Once he was gone, she walked back to the garage, and got in her car, and just sat there for a long moment. She could still smell his aftershave in the air, and feel his skin on hers, almost as though he were a ghost of some kind who would not leave her. And then slowly, thinking of all they had shared in the past week, she started her car. And drove home to the house that had been their nest for a week, the bed that had been their cocoon and where they had made love. Everything about her house seemed permeated by him now. She had no idea when he would come back again, but she knew perfectly, without question, that she was his, and this was home for both of them. Jean-Charles had put his own special stamp on her house, just as he had on her, since they fell in love in Paris. She was his woman now.
Chapter 16
Three weeks passed while Timmie and Jean-Charles called each other constantly, said how much they loved each other, and sent many e-mails a day. They still had no firm plan to meet again, and both of them were going crazy, like hungry lions in a cage with no set dinner plans.
Jade and David had noticed easily how unhappy she was these days, how anxious to spend time on the phone, or write to him.
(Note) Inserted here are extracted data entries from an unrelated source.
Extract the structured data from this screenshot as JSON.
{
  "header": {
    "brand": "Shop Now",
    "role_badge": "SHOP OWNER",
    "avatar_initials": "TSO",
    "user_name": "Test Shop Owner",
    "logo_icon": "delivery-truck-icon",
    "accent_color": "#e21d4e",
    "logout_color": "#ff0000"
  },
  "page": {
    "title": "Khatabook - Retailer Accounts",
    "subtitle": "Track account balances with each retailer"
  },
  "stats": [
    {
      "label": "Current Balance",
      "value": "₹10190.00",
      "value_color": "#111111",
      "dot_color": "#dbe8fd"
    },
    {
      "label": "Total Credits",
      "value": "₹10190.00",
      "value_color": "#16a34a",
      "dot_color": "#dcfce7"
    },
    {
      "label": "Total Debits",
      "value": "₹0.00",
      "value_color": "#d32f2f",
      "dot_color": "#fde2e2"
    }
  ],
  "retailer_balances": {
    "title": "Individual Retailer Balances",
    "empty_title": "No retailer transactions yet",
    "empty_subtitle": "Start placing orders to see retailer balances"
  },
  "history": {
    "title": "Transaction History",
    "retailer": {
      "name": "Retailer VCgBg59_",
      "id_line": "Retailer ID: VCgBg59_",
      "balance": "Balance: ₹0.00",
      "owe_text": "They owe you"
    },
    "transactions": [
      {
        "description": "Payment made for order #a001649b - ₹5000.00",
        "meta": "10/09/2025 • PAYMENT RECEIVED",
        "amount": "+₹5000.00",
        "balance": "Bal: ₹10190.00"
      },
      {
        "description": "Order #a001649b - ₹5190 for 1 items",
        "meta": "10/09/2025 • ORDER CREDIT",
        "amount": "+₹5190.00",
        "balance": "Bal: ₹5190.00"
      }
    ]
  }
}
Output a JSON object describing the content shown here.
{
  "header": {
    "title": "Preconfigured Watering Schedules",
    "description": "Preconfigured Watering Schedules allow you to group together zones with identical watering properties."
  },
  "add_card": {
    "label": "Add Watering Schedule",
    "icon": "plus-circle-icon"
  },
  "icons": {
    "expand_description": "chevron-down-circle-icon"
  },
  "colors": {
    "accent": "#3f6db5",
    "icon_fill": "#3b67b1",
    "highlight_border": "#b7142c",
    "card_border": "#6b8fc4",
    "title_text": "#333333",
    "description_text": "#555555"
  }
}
When Jade or David told her he was on the line, she flew. All her attention was directed toward him. Her only goal now was to see him. And at the same time, just as she was desperately lonely without him, she also had the comfort of knowing that he adored her, and was just as anxious to work it out as she was. Timmie felt in her bones that they would. They just hadn’t figured it out yet. But they were both sure they would find a way to be together a good part of the time, once he moved out in June.
In the meantime, they were both living for their next visit. There had been a very serious epidemic of some kind of flu in Paris, supposedly a strain that had come from North Africa, and Jean-Charles had his hands full with countless patients who were sick. They talked morning and night, and she was still trying to figure out how to get away, when problems erupted in the factory in New Jersey again. The union was threatening a wildcat walkout, and many of her employees wanted her to dump the union. She was tempted, although it would give them dangerous ammunition to use against her, which she didn’t like. She preferred to try to pour oil on troubled waters again, even if it cost them. And while she was figuring out a negotiating plan, along with her lawyers, one of the biggest department stores they sold to wanted to triple their orders, which presented yet another problem with production.